In 1982, Antonioni was 70 years old. The women in Identification are barely twenty and rarely clothed. The film tells the story, as much as there is one, of a divorced filmmaker named Niccolò (Antonioni’s avatar, to be sure) who first falls in love with a young aristocratic woman who doesn’t love him in return; then he takes up with another, an actress who is mad for him but in whom he is essentially disinterested.
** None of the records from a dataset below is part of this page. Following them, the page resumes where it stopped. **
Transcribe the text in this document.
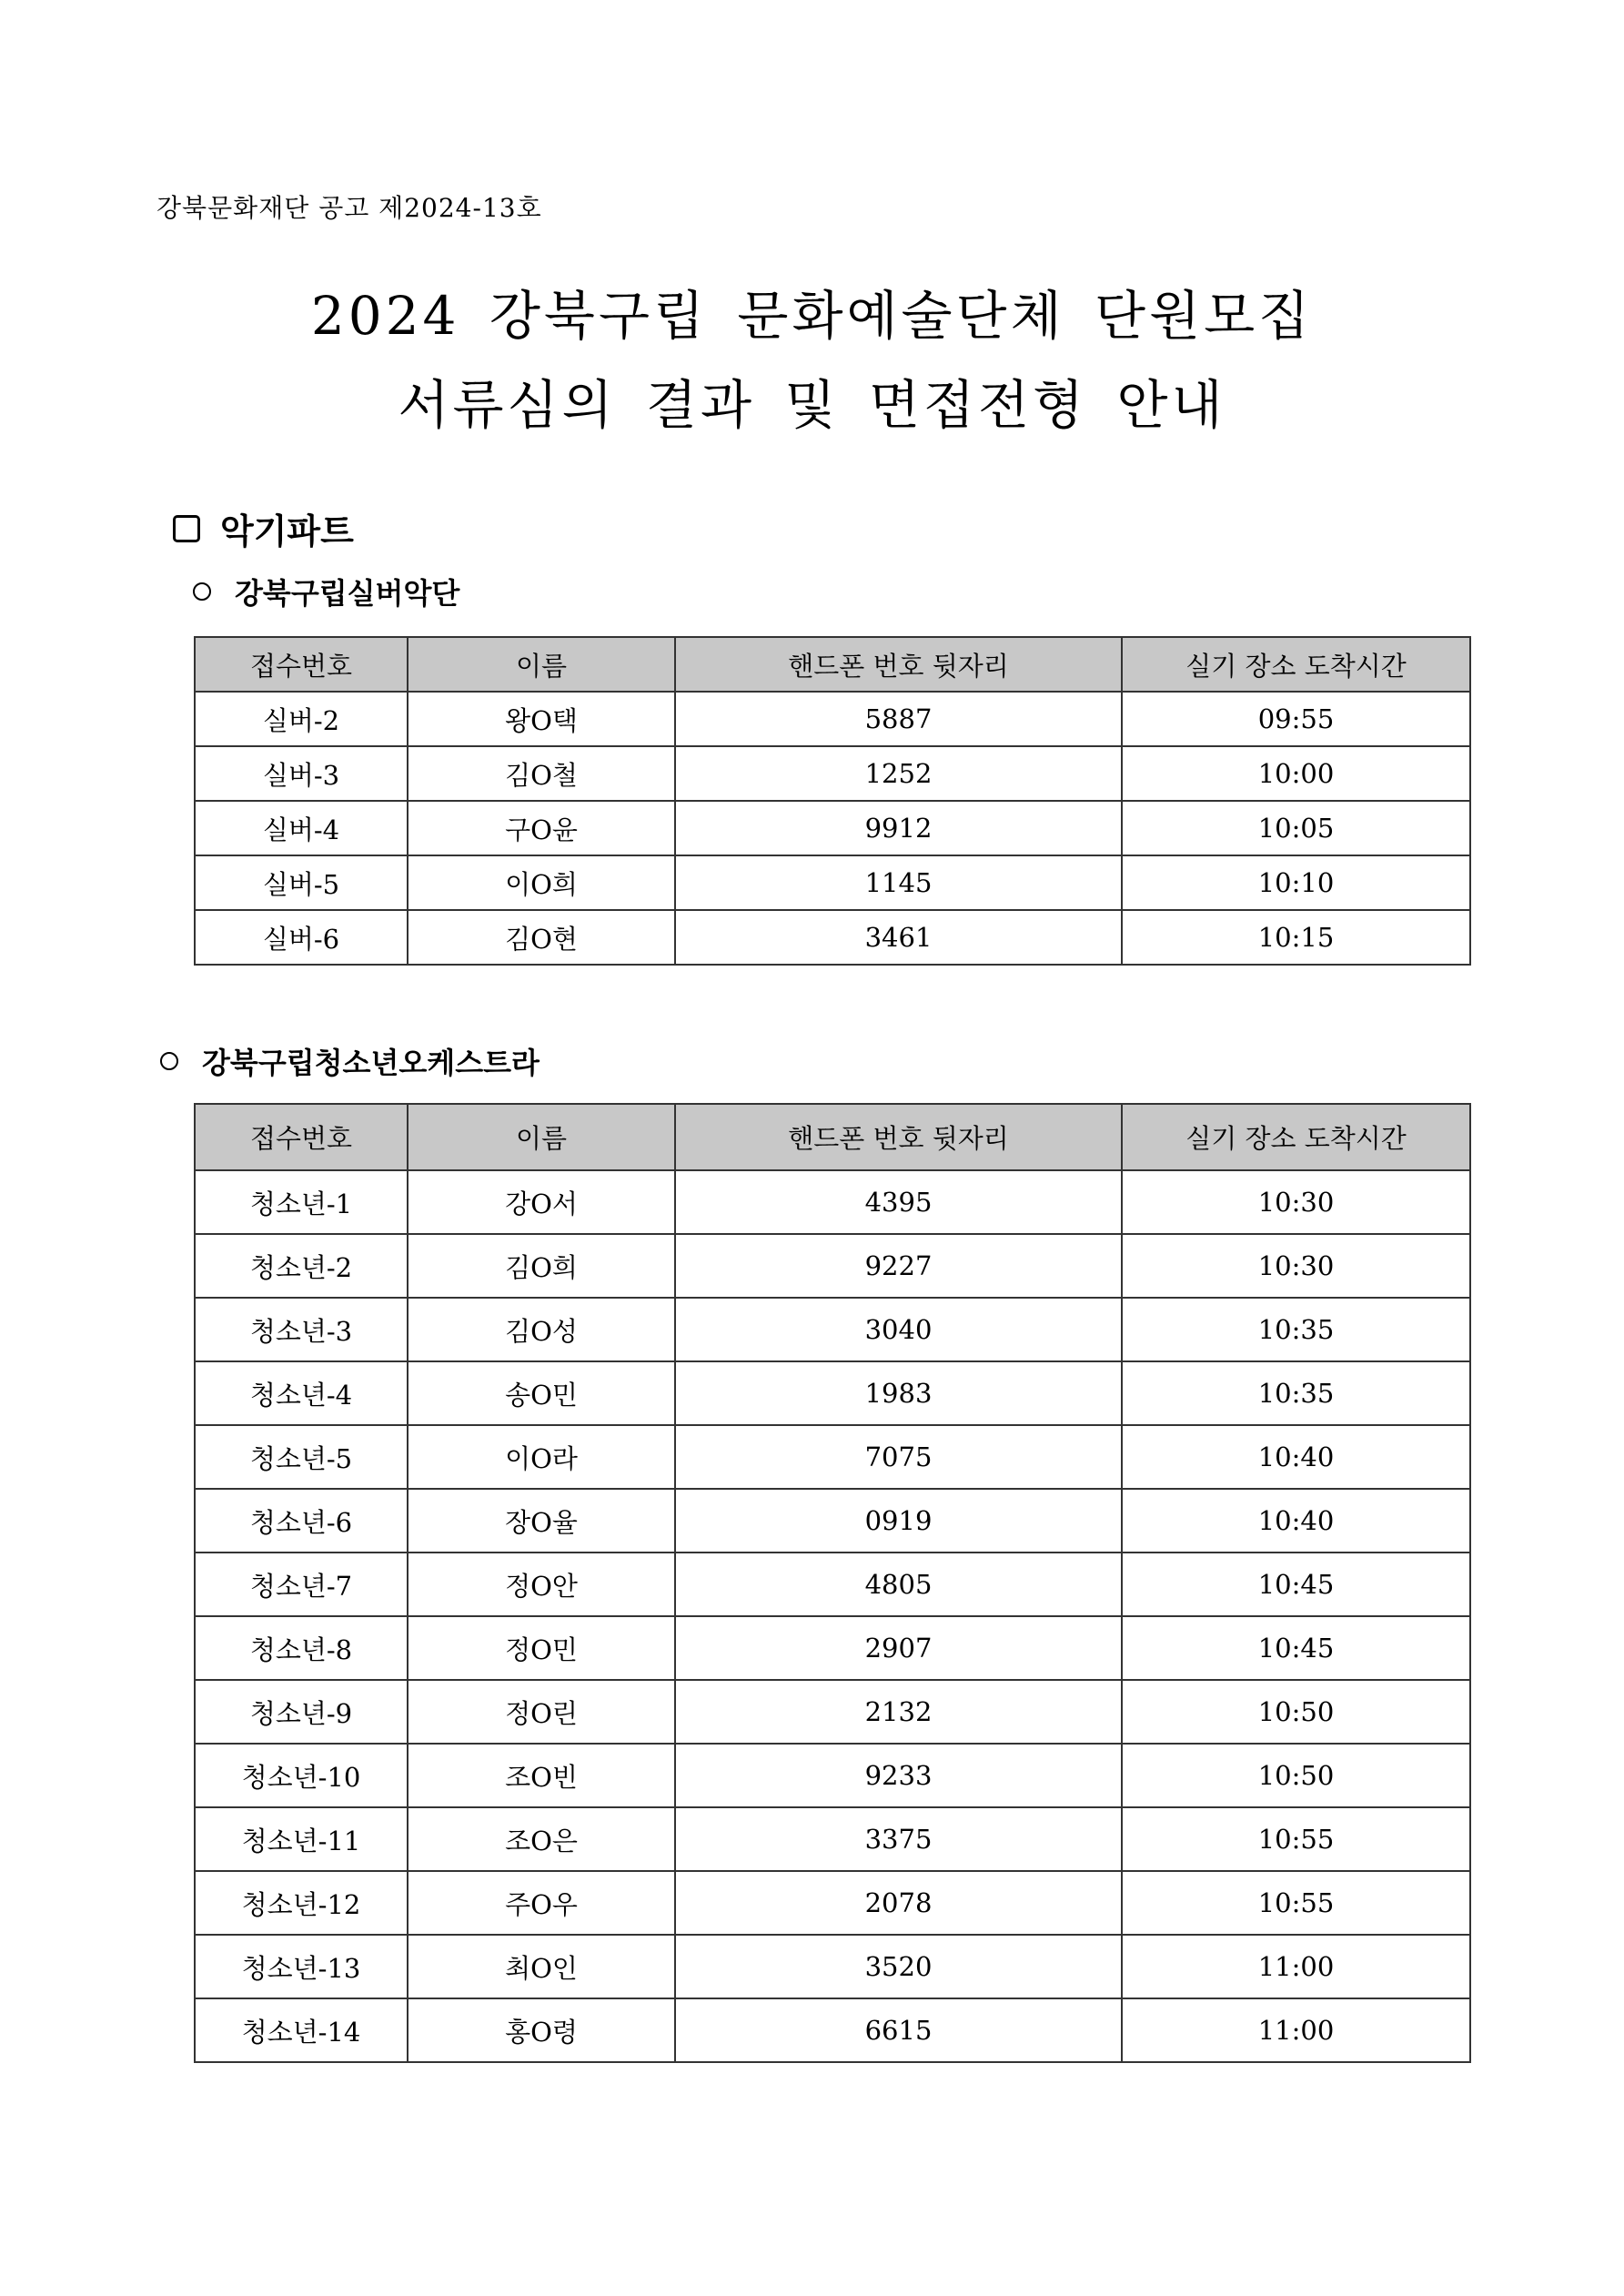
강북문화재단 공고 제2024-13호
2024 강북구립 문화예술단체 단원모집
서류심의 결과 및 면접전형 안내
악기파트
강북구립실버악단
접수번호	이름	핸드폰 번호 뒷자리	실기 장소 도착시간
실버-2	왕O택	5887	09:55
실버-3	김O철	1252	10:00
실버-4	구O윤	9912	10:05
실버-5	이O희	1145	10:10
실버-6	김O현	3461	10:15
강북구립청소년오케스트라
접수번호	이름	핸드폰 번호 뒷자리	실기 장소 도착시간
청소년-1	강O서	4395	10:30
청소년-2	김O희	9227	10:30
청소년-3	김O성	3040	10:35
청소년-4	송O민	1983	10:35
청소년-5	이O라	7075	10:40
청소년-6	장O율	0919	10:40
청소년-7	정O안	4805	10:45
청소년-8	정O민	2907	10:45
청소년-9	정O린	2132	10:50
청소년-10	조O빈	9233	10:50
청소년-11	조O은	3375	10:55
청소년-12	주O우	2078	10:55
청소년-13	최O인	3520	11:00
청소년-14	홍O령	6615	11:00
This is all kind of ridiculous but the saving grace is the cinematography, often the best part of Antonioni’s work. The brilliant Carlo Di Palma, a first ballot hall of famer on the strength of Red Desert alone, shines reliably. The beautiful Blu-ray transfer enlivens everything from his simple, striking compositions of interiors to his expansive depictions of nature. The highlight of the film is a sequence of driving and then walking in heavy fog. The plot elements that set up this section are a little preposterous but, once we and Niccolò are lost in the haze, the mechanics of the photography and the editing take over, enveloping us in an eerie yet oddly calming hold.
Occasional moments like that are what make the film worth watching. Unfortunately the story still has to hang on our lead character. Tomas Milian has been good in other films but Antonioni and his script seem adamant about keeping Niccolò from being interesting. Perhaps because he is clearly meant to represent the filmmaker, Antonioni found him inherently appealing while forgetting that we don’t necessarily share his self-interest. Much better are the film’s two female leads, Daniela Silverio as the wealthy Mavi and especially Christine Boisson as actress Ida. Boisson actually makes the viewer believe she likes Niccolò.
So, yes, Identification of a Woman comes off, in many ways, as an artsy excuse for a creepy old man to be a creepy old man. But it looks gorgeous and, after all, given Antonioni’s body of work, perhaps he’s earned it.
Only the trailer is included as a special feature but the booklet features an essay by John Powers that argues well in favor of the film.